Similarly, the rise of technological advances in the workplace could also be a contributing factor. Even if you’re in the office surrounded by colleagues, the use of  emails and instant messaging (rather than having phone calls and in-person chats) can mean you might still feel alone.

It’s important to remember that this isn’t something to feel ashamed of. Sometimes, if you’re feeling lonely, it’s easy to blame yourself for feeling that way. But try not to blame yourself. Loneliness is an indication that you’re not getting the social interaction that you need.

If you’re feeling lonely at work, whether you’re at home or in the office, here are some steps which might help:

  • Open up. Talk to a trusted friend, colleague or manager about how you’re feeling.
  • Change the way you communicate. Instead of sending emails, try speaking to people in person or over the phone. It’s not always easy if you’re busy, but a five minute chat can really boost your mood!
  • Consider joining a group. If you’re self-employed or freelancing, joining a co-working space might be beneficial in preventing loneliness. You could even join one if you WFH, if your job allows it! 

Loneliness isn’t something that can just have an impact on personal wellbeing. If you’re an employer, loneliness can affect your business, too.

If you take into account the cost of sick days, reduced productivity and staff turnover, it’s believed that loneliness costs UK employers more than £2.5 billion a year. So it’s clear loneliness is an issue that deserves more attention!

If you’re a leader or employer, here are some steps that the Marmalade Trust suggests taking to prevent loneliness in the workplace:

  • Reduce the stigma. Encourage employees to open up if they’re feeling lonely, and provide training to increase awareness.
  • Consider changing the way people work. If you notice any patterns that seem to be contributing significantly to employees feeling lonely, see what you can do to adapt or change them.
  • Make socialising a priority. Make sure employees feel as though they’re able to socialise at work, by encouraging regular breaks and organising social events. And remember, lead by example – if you don’t step away from your screen to eat your lunch and socialise, your team won’t either!
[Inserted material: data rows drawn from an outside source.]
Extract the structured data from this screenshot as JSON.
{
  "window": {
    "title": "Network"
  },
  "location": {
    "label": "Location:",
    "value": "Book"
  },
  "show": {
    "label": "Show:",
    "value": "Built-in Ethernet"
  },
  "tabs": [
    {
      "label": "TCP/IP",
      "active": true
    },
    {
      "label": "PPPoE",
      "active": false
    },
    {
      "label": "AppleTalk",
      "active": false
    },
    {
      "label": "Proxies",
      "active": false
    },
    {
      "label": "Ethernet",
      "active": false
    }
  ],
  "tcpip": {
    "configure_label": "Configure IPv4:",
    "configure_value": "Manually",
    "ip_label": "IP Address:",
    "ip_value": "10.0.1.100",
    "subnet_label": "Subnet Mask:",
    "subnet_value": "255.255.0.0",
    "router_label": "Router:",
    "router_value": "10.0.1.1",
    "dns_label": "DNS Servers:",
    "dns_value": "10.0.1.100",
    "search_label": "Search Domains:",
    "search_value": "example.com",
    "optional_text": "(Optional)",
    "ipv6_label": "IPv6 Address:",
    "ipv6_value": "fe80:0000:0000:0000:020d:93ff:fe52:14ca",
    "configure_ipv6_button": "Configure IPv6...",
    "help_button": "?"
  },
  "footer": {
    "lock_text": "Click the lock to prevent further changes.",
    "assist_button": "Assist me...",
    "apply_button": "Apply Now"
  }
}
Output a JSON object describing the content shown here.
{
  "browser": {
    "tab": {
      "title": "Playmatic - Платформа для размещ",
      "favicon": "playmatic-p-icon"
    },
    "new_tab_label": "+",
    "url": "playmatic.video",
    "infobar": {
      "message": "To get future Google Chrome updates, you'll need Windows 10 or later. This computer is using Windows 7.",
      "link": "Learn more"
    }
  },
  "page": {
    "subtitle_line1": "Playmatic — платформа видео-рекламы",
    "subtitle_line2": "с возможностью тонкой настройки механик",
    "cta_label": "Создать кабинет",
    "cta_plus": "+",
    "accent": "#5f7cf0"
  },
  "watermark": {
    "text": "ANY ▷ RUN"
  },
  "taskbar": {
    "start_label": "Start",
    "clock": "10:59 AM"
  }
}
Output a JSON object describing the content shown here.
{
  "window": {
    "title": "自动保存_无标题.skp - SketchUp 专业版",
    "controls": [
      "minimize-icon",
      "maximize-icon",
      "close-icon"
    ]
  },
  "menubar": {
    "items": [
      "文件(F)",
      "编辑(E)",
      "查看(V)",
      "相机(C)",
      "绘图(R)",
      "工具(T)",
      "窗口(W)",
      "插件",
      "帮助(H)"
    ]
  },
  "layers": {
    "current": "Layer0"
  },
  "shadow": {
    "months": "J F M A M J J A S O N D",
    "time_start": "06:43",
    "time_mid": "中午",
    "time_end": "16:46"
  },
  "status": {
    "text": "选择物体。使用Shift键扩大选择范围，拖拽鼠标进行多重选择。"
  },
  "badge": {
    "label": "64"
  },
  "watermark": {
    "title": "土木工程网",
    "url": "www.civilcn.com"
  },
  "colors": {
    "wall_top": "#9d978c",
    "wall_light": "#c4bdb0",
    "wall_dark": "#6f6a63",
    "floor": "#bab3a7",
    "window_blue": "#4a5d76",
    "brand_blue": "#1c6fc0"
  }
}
Another way that you, as an employer or leader, can help to tackle loneliness is by providing activities or services which help to promote socialisation and relieve the symptoms of loneliness. 

Massage in the workplace, for example, is a useful corporate tool to support employee well-being, and help tackle feelings of isolation. Positive touch through massage therapy, along with the social interaction, can help to alleviate loneliness.  Numerous studies have demonstrated that the art of touch can restore a sense of wellness and emotional connection. The physical contact releases oxytocin, commonly known as the ‘bonding’ hormone. This stimulates the release of other feel-good hormones, such as dopamine and serotonin, while reducing stress hormones such as cortisol and norepinephrine.

With remote and hybrid working, some employees might encounter less physical contact with others, which may be a contributing risk factor for loneliness. Providing On-Site Massage in the workplace can help to counteract this.

What changes will you introduce to help tackle loneliness at work?